Ms. McMillan, as Mr. Limbaugh points out, has won numerous awards for her reporting, and received support from the prestigious Fund for Investigative Reporting for her work on The American Way of Eating. Based on her extensive research, she offers carefully crafted policy solutions to what some consider an emerging economic and health crisis in America: the inability of the working poor to feed themselves and their families well.
“As a longtime investigative reporter, I am concerned about Mr. Rush Limbaugh’s off the cuff dismissal of a serious, bright, and talented woman’s work, said Florence Graves, founding director of the Schuster Institute. “He took issue with the content, which is his right, but he dismissed the work because of the gender of its author.”

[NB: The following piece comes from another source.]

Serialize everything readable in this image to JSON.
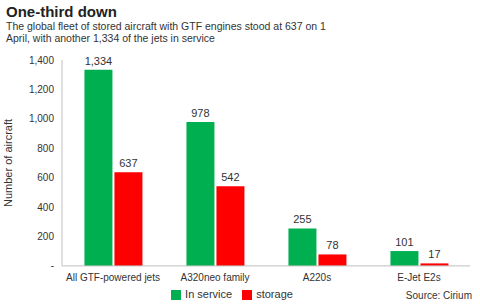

“Food is one of the only base human needs where the American government lets the private market dictate its delivery to our communities,” Mr. Limbaugh quoted from the favorable New York Times review of Ms. McMillan’s book. “You know, we have social justice. We have food justice. We already have food insecurity out there. Food insecurity is when people who run out of food stamps get hungry,” he continues. “Who is the authorette?” he asked, a term he used twice. “It doesn’t matter.” In a second discussion of McMillan’s work, Mr. Limbaugh referred to Ms. McMillan as “this babe.”
“I didn’t expect to hear anything this blatantly sexist; this is the first time anyone has openly dismissed my work because I am female,” said McMillan, who is 35 years old and worked her way through New York University to earn a bachelor’s degree. “It’s just a distraction, anyway,” she added. “The real question is how to get Americans fresh, high-quality food at affordable prices—not whether I’m overeducated. If Mr. Limbaugh wants to have a real adult conversation about my work, I’d love to have one, including on his show.”